As an infant that child is diagnosed with Spinal Meningitis and is kept in barrels of ice to keep his temperature down.  The infant is pronounced dead but brought back to life shortly afterwards.  The parents are told this child is brain damaged and could be retarded.

The child’s parents marry and then divorce right away.  The child is adopted by his new stepfather at age 2 and is raised for several years by his mother and new adopted father.  This child has many problems and is put on medication as a young age for severe ADHD.

In the 6th grade this child is put into special education at a school with all the kids in his own neighborhood; he is picked on a lot.  This child wins three blue ribbons in the special olympics in the 6th grade.

Soon after this child’s parents split again, he begins to get abused and is molested by his uncle.  At age 11 he is stealing cigarettes and beer and in total rebellion.

At age 12 he is sent to live with his real father and his pattern of abuse and being picked on grows.  In Jr High he is put into half special ed and half regular classes in the same school; he is beat up so badly on a daily basis that he is let out of school 5 minutes before anyone else so he can make it home safely.  He is tortured in school and on one occasion made to eat human excrement.

By the age of 16 he has run away several times, lived on the streets, prostituted himself for food and shelter and spent 10 weeks locked in a mental hospital his father put him in.

At the age of 18 he is saved from a failed suicide attempt and ends up on the streets again.

By age 20 he overdoses on so many drugs in one day he ends up in an emergency room, having charcoal water poured down his throat as he is locked to a wheelchair.  He has already been arrested many times and come close to death a few times.  He has committed crimes that would make most of you squirm.

So here is my question: do you think that this person’s mother should have been able to abort this child so he did not have to go through this hellish life?  Would this person be better off never having been born?

I am sure you have guessed that this is a real person: it is a real story about someone’s life and you’re right.

His name is Bryan Kemper.  He is me.

This is a nutshell version of the life I lived growing up, with some of the more horrific things left out.

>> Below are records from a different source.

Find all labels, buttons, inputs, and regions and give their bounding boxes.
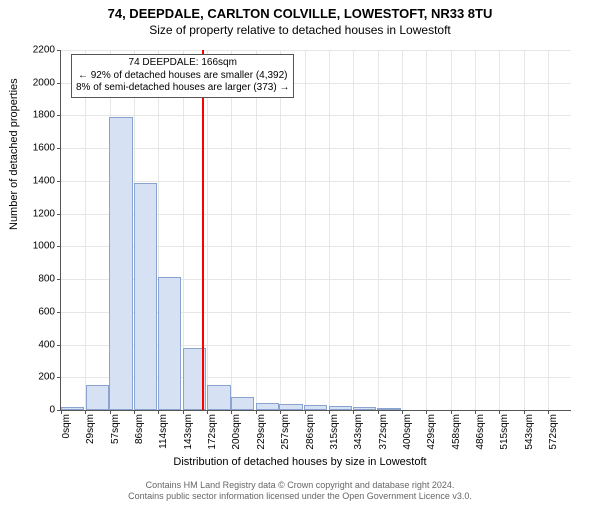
x-tick-label: 572sqm <box>548 414 559 450</box>
gridline-v <box>378 50 379 410</box>
x-tick-label: 114sqm <box>158 414 169 449</box>
histogram-bar <box>329 406 352 410</box>
y-tick-mark <box>57 312 61 313</box>
y-tick-label: 2000 <box>33 77 55 88</box>
y-tick-label: 1000 <box>33 241 55 252</box>
x-tick-label: 29sqm <box>85 414 96 444</box>
x-tick-label: 86sqm <box>134 414 145 444</box>
x-tick-label: 372sqm <box>378 414 389 450</box>
gridline-v <box>524 50 525 410</box>
histogram-bar <box>134 183 157 410</box>
y-tick-label: 0 <box>49 405 55 416</box>
histogram-bar <box>86 385 109 410</box>
histogram-bar <box>279 404 302 410</box>
y-tick-mark <box>57 214 61 215</box>
y-tick-label: 1200 <box>33 208 55 219</box>
y-tick-label: 600 <box>38 306 55 317</box>
x-tick-label: 0sqm <box>61 414 72 438</box>
y-tick-label: 1600 <box>33 143 55 154</box>
gridline-h <box>61 50 571 51</box>
gridline-v <box>475 50 476 410</box>
annotation-box: 74 DEEPDALE: 166sqm ← 92% of detached ho… <box>71 54 294 98</box>
x-tick-label: 229sqm <box>256 414 267 450</box>
gridline-v <box>280 50 281 410</box>
annotation-line1: 74 DEEPDALE: 166sqm <box>76 57 289 70</box>
chart-title-address: 74, DEEPDALE, CARLTON COLVILLE, LOWESTOF… <box>0 6 600 21</box>
x-tick-label: 57sqm <box>110 414 121 444</box>
footer-line2: Contains public sector information licen… <box>0 491 600 502</box>
gridline-v <box>426 50 427 410</box>
y-tick-label: 800 <box>38 274 55 285</box>
gridline-v <box>353 50 354 410</box>
x-tick-label: 543sqm <box>524 414 535 450</box>
x-tick-label: 172sqm <box>207 414 218 450</box>
x-tick-label: 257sqm <box>280 414 291 450</box>
histogram-bar <box>231 397 254 410</box>
y-tick-label: 2200 <box>33 45 55 56</box>
gridline-v <box>305 50 306 410</box>
histogram-bar <box>353 407 376 410</box>
histogram-bar <box>61 407 84 410</box>
gridline-h <box>61 115 571 116</box>
y-tick-mark <box>57 246 61 247</box>
y-tick-label: 1400 <box>33 175 55 186</box>
histogram-bar <box>304 405 327 410</box>
chart-subtitle: Size of property relative to detached ho… <box>0 23 600 37</box>
histogram-bar <box>377 408 400 410</box>
gridline-v <box>207 50 208 410</box>
gridline-v <box>329 50 330 410</box>
y-tick-mark <box>57 279 61 280</box>
x-tick-label: 200sqm <box>231 414 242 450</box>
histogram-bar <box>158 277 181 410</box>
x-tick-label: 515sqm <box>499 414 510 450</box>
x-tick-label: 315sqm <box>329 414 340 450</box>
plot-area: 0200400600800100012001400160018002000220… <box>60 50 571 411</box>
y-tick-label: 400 <box>38 339 55 350</box>
x-axis-label: Distribution of detached houses by size … <box>0 456 600 468</box>
y-tick-mark <box>57 115 61 116</box>
gridline-v <box>85 50 86 410</box>
x-tick-label: 458sqm <box>451 414 462 450</box>
y-tick-mark <box>57 83 61 84</box>
x-tick-label: 286sqm <box>305 414 316 450</box>
x-tick-label: 486sqm <box>475 414 486 450</box>
histogram-bar <box>109 117 132 410</box>
y-tick-mark <box>57 148 61 149</box>
x-tick-label: 343sqm <box>353 414 364 450</box>
gridline-v <box>402 50 403 410</box>
x-tick-label: 400sqm <box>402 414 413 450</box>
y-tick-mark <box>57 50 61 51</box>
chart-container: { "chart": { "type": "histogram", "title… <box>0 6 600 506</box>
y-tick-label: 1800 <box>33 110 55 121</box>
gridline-h <box>61 148 571 149</box>
histogram-bar <box>256 403 279 410</box>
y-tick-mark <box>57 181 61 182</box>
footer-line1: Contains HM Land Registry data © Crown c… <box>0 480 600 491</box>
y-tick-label: 200 <box>38 372 55 383</box>
footer-attribution: Contains HM Land Registry data © Crown c… <box>0 480 600 502</box>
gridline-v <box>231 50 232 410</box>
gridline-v <box>548 50 549 410</box>
annotation-line2: ← 92% of detached houses are smaller (4,… <box>76 70 289 83</box>
x-tick-label: 429sqm <box>426 414 437 450</box>
y-tick-mark <box>57 377 61 378</box>
gridline-v <box>499 50 500 410</box>
gridline-v <box>256 50 257 410</box>
x-tick-label: 143sqm <box>183 414 194 450</box>
y-tick-mark <box>57 345 61 346</box>
histogram-bar <box>207 385 230 410</box>
y-axis-label: Number of detached properties <box>8 78 20 230</box>
annotation-line3: 8% of semi-detached houses are larger (3… <box>76 82 289 95</box>
gridline-v <box>451 50 452 410</box>
reference-line <box>202 50 204 410</box>
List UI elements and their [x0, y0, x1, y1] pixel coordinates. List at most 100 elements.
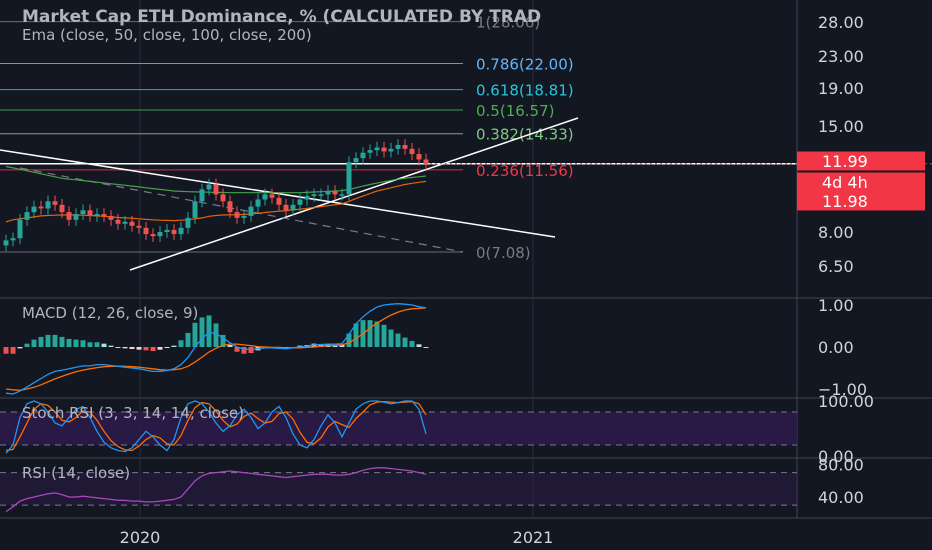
- fib-level-label: 0.382(14.33): [476, 126, 574, 144]
- stoch-d-line: [5, 400, 427, 452]
- fib-retracement[interactable]: 1(28.06) 0.786(22.00) 0.618(18.81) 0.5(16.5…: [0, 14, 574, 262]
- macd-histogram-bar: [227, 344, 233, 347]
- macd-histogram-bar: [157, 347, 163, 350]
- candle-body: [241, 215, 247, 218]
- macd-histogram-bar: [353, 323, 359, 347]
- price-axis-tick: 6.50: [818, 257, 854, 276]
- macd-histogram-bar: [10, 347, 16, 354]
- candle-body: [255, 199, 261, 207]
- candle-body: [115, 219, 121, 224]
- candle-body: [45, 201, 51, 209]
- fib-level-label: 0(7.08): [476, 244, 531, 262]
- candle-body: [276, 197, 282, 205]
- stoch-axis-tick: 100.00: [818, 392, 874, 411]
- price-axis-tick: 8.00: [818, 223, 854, 242]
- candle-body: [367, 150, 373, 153]
- stoch-k-line: [5, 400, 427, 454]
- candle-body: [17, 219, 23, 239]
- candle-body: [87, 210, 93, 216]
- macd-histogram-bar: [87, 342, 93, 347]
- macd-histogram-bar: [339, 344, 345, 347]
- candle-body: [262, 194, 268, 200]
- macd-histogram-bar: [234, 347, 240, 352]
- macd-histogram-bar: [171, 345, 177, 347]
- candle-body: [185, 217, 191, 228]
- candle-body: [269, 194, 275, 198]
- candle-body: [304, 196, 310, 200]
- candle-body: [136, 225, 142, 228]
- candle-body: [52, 201, 58, 205]
- macd-histogram-bar: [122, 347, 128, 349]
- candle-body: [318, 194, 324, 196]
- macd-histogram-bar: [94, 342, 100, 347]
- macd-histogram-bar: [374, 321, 380, 347]
- candle-body: [108, 215, 114, 220]
- macd-histogram-bar: [381, 324, 387, 347]
- macd-histogram-bar: [73, 339, 79, 347]
- macd-histogram-bar: [52, 334, 58, 347]
- candle-body: [213, 184, 219, 195]
- macd-histogram-bar: [332, 344, 338, 347]
- macd-axis-tick: −1.00: [818, 380, 867, 399]
- candle-body: [388, 148, 394, 152]
- rsi-axis-tick: 40.00: [818, 488, 864, 507]
- candle-body: [339, 194, 345, 196]
- candle-body: [206, 184, 212, 190]
- candle-body: [73, 214, 79, 220]
- candle-body: [409, 148, 415, 155]
- price-tag-box: [797, 151, 925, 171]
- candle-body: [353, 158, 359, 163]
- price-pane[interactable]: [0, 117, 932, 271]
- candle-body: [290, 204, 296, 211]
- macd-histogram-bar: [423, 347, 429, 348]
- stoch-rsi-pane[interactable]: [0, 400, 797, 454]
- fib-level-label: 1(28.06): [476, 14, 540, 32]
- candle-body: [150, 234, 156, 237]
- price-axis[interactable]: 28.00 23.00 19.00 15.00 8.00 6.50 1.00 0.00 −1.0…: [120, 13, 874, 547]
- macd-histogram-bar: [402, 337, 408, 347]
- price-axis-tick: 23.00: [818, 47, 864, 66]
- macd-pane[interactable]: [3, 303, 429, 395]
- rsi-line: [5, 467, 427, 513]
- candle-body: [346, 162, 352, 195]
- stoch-rsi-indicator-label[interactable]: Stoch RSI (3, 3, 14, 14, close): [22, 404, 244, 422]
- candle-body: [227, 201, 233, 213]
- macd-histogram-bar: [136, 347, 142, 350]
- macd-histogram-bar: [108, 345, 114, 347]
- macd-axis-tick: 1.00: [818, 296, 854, 315]
- candle-body: [122, 221, 128, 224]
- macd-histogram-bar: [3, 347, 9, 354]
- macd-histogram-bar: [129, 347, 135, 350]
- candle-body: [402, 145, 408, 149]
- macd-histogram-bar: [31, 339, 37, 347]
- macd-histogram-bar: [409, 340, 415, 347]
- candle-body: [297, 199, 303, 205]
- stoch-axis-tick: 0.00: [818, 447, 854, 466]
- candle-body: [171, 229, 177, 235]
- candle-body: [332, 191, 338, 195]
- fib-level-label: 0.786(22.00): [476, 55, 574, 73]
- time-axis-tick: 2020: [120, 528, 161, 547]
- candle-body: [192, 201, 198, 218]
- macd-indicator-label[interactable]: MACD (12, 26, close, 9): [22, 304, 198, 322]
- candle-body: [360, 152, 366, 159]
- candle-body: [66, 212, 72, 220]
- macd-histogram-bar: [388, 329, 394, 347]
- chart-title: Market Cap ETH Dominance, % (CALCULATED …: [22, 7, 541, 27]
- rsi-indicator-label[interactable]: RSI (14, close): [22, 464, 130, 482]
- candle-body: [38, 206, 44, 209]
- candle-body: [283, 204, 289, 211]
- candle-body: [220, 194, 226, 202]
- fib-level-label: 0.236(11.56): [476, 162, 574, 180]
- candle-body: [234, 212, 240, 218]
- macd-histogram-bar: [101, 343, 107, 347]
- price-axis-tick: 15.00: [818, 117, 864, 136]
- rsi-pane[interactable]: [0, 467, 797, 513]
- price-axis-tick: 28.00: [818, 13, 864, 32]
- macd-line: [5, 303, 427, 395]
- ema-indicator-label[interactable]: Ema (close, 50, close, 100, close, 200): [22, 26, 312, 44]
- fib-level-label: 0.5(16.57): [476, 102, 555, 120]
- candle-body: [101, 214, 107, 216]
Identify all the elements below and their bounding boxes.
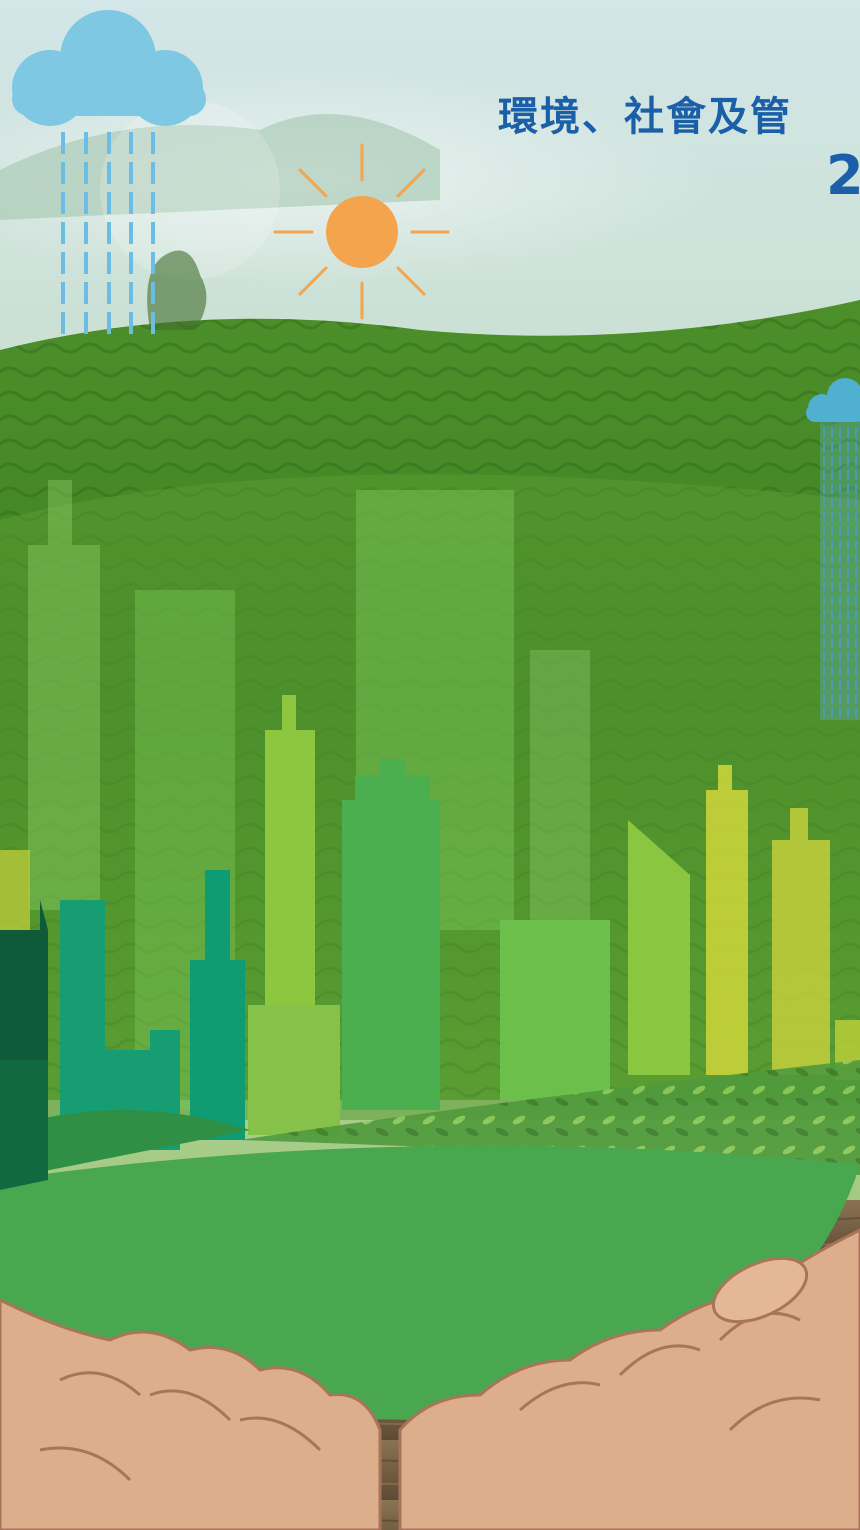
tree-silhouette: [147, 250, 207, 330]
cloud-icon: [12, 10, 206, 126]
left-hand: [0, 1298, 382, 1530]
building-yellow: [706, 765, 748, 1075]
mist-circle: [100, 100, 280, 280]
building-yellow: [772, 808, 830, 1075]
report-title: 環境、社會及管: [498, 94, 792, 140]
sun-icon: [273, 143, 450, 320]
small-rain-icon: [823, 428, 857, 720]
building-translucent: [28, 480, 100, 910]
building-light-green: [248, 1005, 340, 1135]
building-teal: [60, 900, 180, 1150]
right-thumb: [711, 1256, 809, 1324]
green-bowl-shadow: [0, 1060, 48, 1190]
building-mid-green: [342, 760, 440, 1110]
small-cloud-icon: [806, 378, 860, 422]
building-light-green: [500, 920, 610, 1100]
building-translucent: [530, 650, 590, 930]
skyline: [0, 695, 860, 1190]
building-light-green: [265, 695, 315, 1010]
building-teal: [190, 870, 245, 1140]
left-finger-lines: [39, 1371, 322, 1482]
green-bowl-shadow: [0, 1110, 250, 1180]
report-year: 2: [826, 144, 860, 207]
building-light-green: [628, 820, 690, 1075]
tea-leaf-band: [240, 1060, 860, 1175]
rain-icon: [61, 132, 155, 342]
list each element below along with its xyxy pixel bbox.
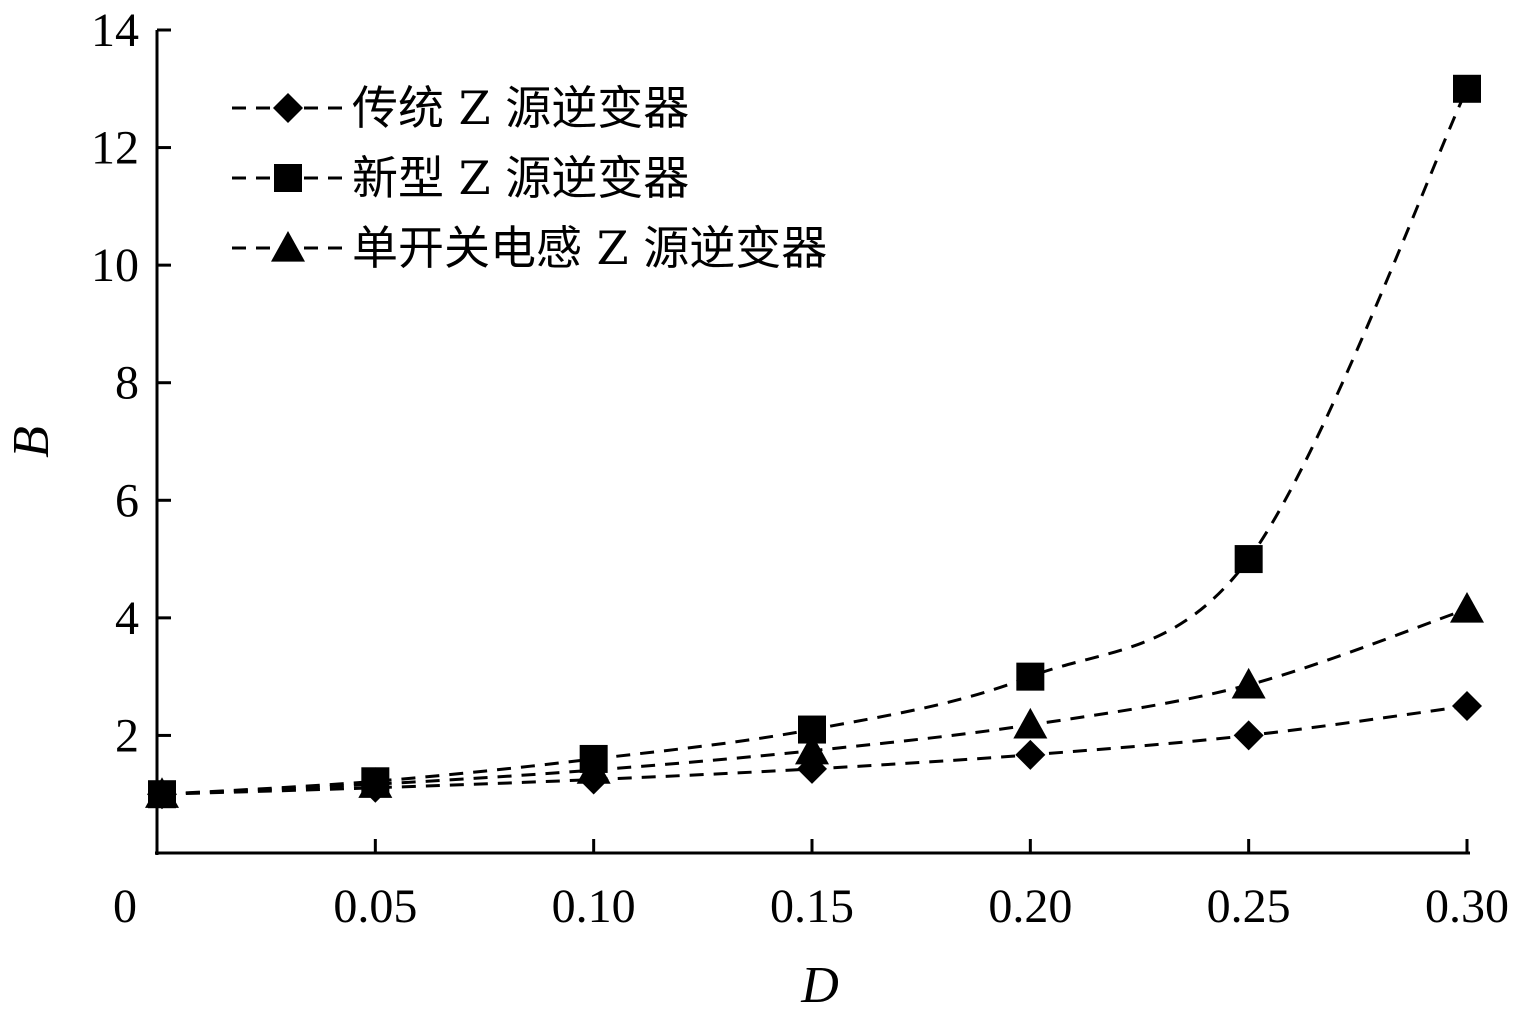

The fact is that no one had a right to decide that I should die because of what I might go through.  No one had the right to decide my quality of life was not worth allowing me to live.

I am now married to the most amazing woman on the face of the earth and have been blessed with 6 beautiful children.  I have traveled the world lecturing at universities like Harvard, Princeton, Queens University in Belfast, Cardiff University in Whales, Notre Dame and many more.  I have been in three documentary movies and appeared as a regular guest on a television show.

I also now have a wonderful relationship with my father and have been able to forgive all of my family and others who ever did anything to wrong or abuse me.

I can actually give you dozens of stories like this of amazing people who have overcome great diversity and hellish upbringings – people who have changed the world.  Oprah Winfrey, Harriet Tubman and so many more had horrific childhoods also and look what they have accomplished.

The one thing we all have in common that really is the answer to this question is that we are all human persons and have been human persons from the moment of fertilization.  You can add in any factor and change any part of the story, but you cannot change the fact that we are all human persons from the beginning.

While the emotional strings may be tugged by these kinds of arguments, we must keep our emotions in check with truth.  The truth being that it is wrong to take the life of an innocent human person, no matter what age or stage of life; to do so is an act of homicide.